Some readers may wonder, “why measure likability at all then?” It’s a good question—and the value of doing so lies in its ability to provide specific diagnostic feedback. Many research providers will ask consumers for their overall impression of a package: “On a scale of 1 to 5, how much does this package design appeal to you?” When the question is framed this way, the resultant data is likely to be useless.

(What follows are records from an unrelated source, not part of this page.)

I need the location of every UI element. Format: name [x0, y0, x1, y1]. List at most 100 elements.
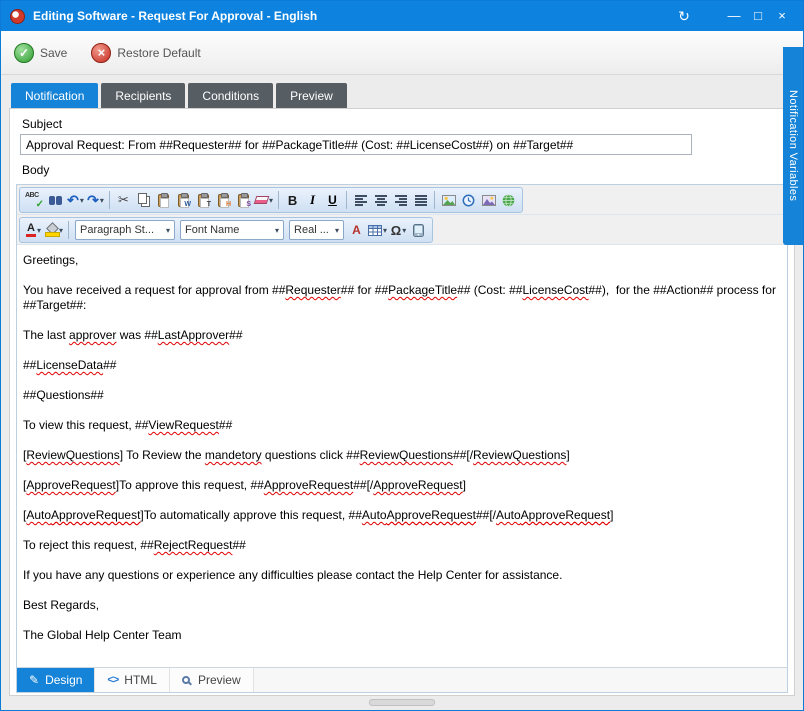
tab-design[interactable]: ✎ Design	[17, 668, 95, 692]
body-paragraph: To reject this request, ##RejectRequest#…	[23, 538, 781, 553]
insert-time-button[interactable]	[459, 190, 478, 210]
tab-conditions[interactable]: Conditions	[188, 83, 273, 108]
insert-link-button[interactable]	[499, 190, 518, 210]
caret-down-icon: ▾	[166, 226, 170, 235]
undo-button[interactable]: ↶ ▾	[66, 190, 85, 210]
insert-object-button[interactable]	[409, 220, 428, 240]
bold-icon: B	[288, 193, 297, 208]
insert-table-button[interactable]: ▾	[367, 220, 388, 240]
font-size-select[interactable]: Real ... ▾	[289, 220, 344, 240]
editor-mode-tabs: ✎ Design <> HTML Preview	[17, 667, 787, 692]
italic-button[interactable]: I	[303, 190, 322, 210]
notification-panel: Subject Body ABC✓ ↶ ▾	[9, 108, 795, 696]
align-center-button[interactable]	[371, 190, 390, 210]
paste-from-word-button[interactable]: W	[174, 190, 193, 210]
align-left-button[interactable]	[351, 190, 370, 210]
highlight-color-button[interactable]: ▾	[44, 220, 64, 240]
body-paragraph: [ApproveRequest]To approve this request,…	[23, 478, 781, 493]
separator	[346, 191, 347, 209]
align-left-icon	[354, 195, 368, 206]
clipboard-html-icon: H	[218, 194, 229, 207]
window-bottom-strip	[1, 696, 803, 710]
paste-plain-text-button[interactable]: T	[194, 190, 213, 210]
separator	[68, 221, 69, 239]
find-button[interactable]	[46, 190, 65, 210]
window-controls: ↻ — □ ×	[672, 5, 794, 27]
justify-button[interactable]	[411, 190, 430, 210]
paragraph-style-select[interactable]: Paragraph St... ▾	[75, 220, 175, 240]
clock-icon	[462, 194, 475, 207]
redo-icon: ↷	[87, 193, 99, 207]
editor-toolbar-row-2: A ▾ ▾ Paragraph St... ▾ Font Name ▾	[17, 215, 787, 245]
save-button[interactable]: ✓ Save	[14, 43, 67, 63]
tab-recipients[interactable]: Recipients	[101, 83, 185, 108]
caret-down-icon: ▾	[275, 226, 279, 235]
body-editor[interactable]: Greetings, You have received a request fo…	[17, 245, 787, 667]
paste-button[interactable]	[154, 190, 173, 210]
body-paragraph: Greetings,	[23, 253, 781, 268]
main-toolbar: ✓ Save × Restore Default	[1, 31, 803, 75]
restore-default-label: Restore Default	[117, 46, 200, 60]
title-bar: Editing Software - Request For Approval …	[1, 1, 803, 31]
notification-variables-tab[interactable]: Notification Variables	[783, 47, 803, 245]
spellcheck-button[interactable]: ABC✓	[24, 190, 45, 210]
spellcheck-icon: ABC✓	[25, 192, 44, 208]
separator	[109, 191, 110, 209]
editor-toolbar-row-1: ABC✓ ↶ ▾ ↷ ▾ ✂	[17, 185, 787, 215]
clipboard-icon	[158, 194, 169, 207]
paste-html-button[interactable]: H	[214, 190, 233, 210]
caret-down-icon: ▾	[335, 226, 339, 235]
body-paragraph: ##LicenseData##	[23, 358, 781, 373]
redo-button[interactable]: ↷ ▾	[86, 190, 105, 210]
align-right-icon	[394, 195, 408, 206]
caret-down-icon: ▾	[80, 196, 84, 205]
tab-html[interactable]: <> HTML	[95, 668, 170, 692]
magnifier-icon	[182, 676, 190, 684]
tab-editor-preview[interactable]: Preview	[170, 668, 254, 692]
close-icon[interactable]: ×	[770, 5, 794, 27]
bold-button[interactable]: B	[283, 190, 302, 210]
clear-formatting-button[interactable]: ▾	[254, 190, 274, 210]
clipboard-special-icon: S	[238, 194, 249, 207]
caret-down-icon: ▾	[37, 226, 41, 235]
underline-button[interactable]: U	[323, 190, 342, 210]
refresh-icon[interactable]: ↻	[672, 5, 696, 27]
align-right-button[interactable]	[391, 190, 410, 210]
italic-icon: I	[310, 192, 315, 208]
clipboard-word-icon: W	[178, 194, 189, 207]
body-paragraph: [AutoApproveRequest]To automatically app…	[23, 508, 781, 523]
restore-default-button[interactable]: × Restore Default	[91, 43, 200, 63]
tab-notification[interactable]: Notification	[11, 83, 98, 108]
insert-image-button[interactable]	[439, 190, 458, 210]
tab-preview[interactable]: Preview	[276, 83, 347, 108]
body-paragraph: The last approver was ##LastApprover##	[23, 328, 781, 343]
insert-symbol-button[interactable]: Ω ▾	[389, 220, 408, 240]
caret-down-icon: ▾	[383, 226, 387, 235]
css-class-icon: A	[352, 223, 361, 237]
binoculars-icon	[49, 196, 55, 205]
body-paragraph: ##Questions##	[23, 388, 781, 403]
insert-picture-button[interactable]	[479, 190, 498, 210]
subject-input[interactable]	[20, 134, 692, 155]
body-paragraph: [ReviewQuestions] To Review the mandetor…	[23, 448, 781, 463]
save-label: Save	[40, 46, 67, 60]
rich-text-editor: ABC✓ ↶ ▾ ↷ ▾ ✂	[16, 184, 788, 693]
caret-down-icon: ▾	[269, 196, 273, 205]
font-color-button[interactable]: A ▾	[24, 220, 43, 240]
font-color-icon: A	[26, 223, 36, 237]
resize-grip[interactable]	[369, 699, 435, 706]
subject-label: Subject	[22, 117, 790, 131]
minimize-icon[interactable]: —	[722, 5, 746, 27]
caret-down-icon: ▾	[402, 226, 406, 235]
body-paragraph: You have received a request for approval…	[23, 283, 781, 313]
maximize-icon[interactable]: □	[746, 5, 770, 27]
paint-bucket-icon	[45, 224, 58, 237]
font-name-select[interactable]: Font Name ▾	[180, 220, 284, 240]
copy-button[interactable]	[134, 190, 153, 210]
scissors-icon: ✂	[118, 192, 129, 208]
globe-icon	[502, 194, 515, 207]
css-class-button[interactable]: A	[347, 220, 366, 240]
cut-button[interactable]: ✂	[114, 190, 133, 210]
pencil-icon: ✎	[29, 673, 39, 687]
paste-special-button[interactable]: S	[234, 190, 253, 210]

At Designalytics, we take a fundamentally different approach to assessing likability. We ask consumers which specific elements they like or dislike (quantitatively) and why they like or dislike them (qualitatively). This helps designers understand whether the execution of specific elements is confusing or polarizing to consumers, and provides vital insights for creative refinement: “That’s a lot of text and it’s too small to read.” “The fruit imagery looks unappetizing.” “Why does a children’s character look so sinister?” “Is that a raisin or a bug?”

Metrics that may matter

Readers may be wondering about one popular design metric that hasn’t yet been mentioned: standout. Because Designalytics had not initially included our innovative eye-tracking methodology in syndicated redesign reporting, we are awaiting a critical mass of validation cases to determine the predictive value of standout. Given that designs must first be noticed in order to be considered for purchase, we expect to see a strong correlation between standout shifts and sales outcomes—but the jury is still out.

Caveats

Some metrics will matter more or less to particular brands, depending on the brand size, strengths and weaknesses of the current design (when applicable), and strategic objectives. For example, a challenger brand with low awareness may put significantly more weight on having strong standout performance than a category leader with dominant shelf position and share—or a diaper brand may seek to increase consumers’ emotional response to its design because this less tangible attribute is essential to succeed in that particular category. These are worthy strategic objectives that depend, to some extent, on a brand’s specific circumstances. That said, the two metrics we’ve determined to be highly correlated with sales outcomes—purchase preference and communication—are critical for all brands.

¹Based on an analysis of 52 case studies across CPG categories, cross-referencing Designalytics’ consumer data with IRI/Nielsen retail scanner data. (The retail data analysis compares the six months following the new design’s launch to the same period during the prior year to eliminate seasonal effects.)

²Designalytics is the only research provider to offer “first-view data quality,” where each online activity utilizes a new set of consumers. This completely eliminates the pre-exposure bias that plagues all other design research, resulting in much more reliable data. Additionally, Designalytics uses innovative behavioral exercises (not surveys), discrete choice methodologies (not monadic), and higher sample sizes than the industry “gold standard”—all of which contribute to our uniquely high data quality.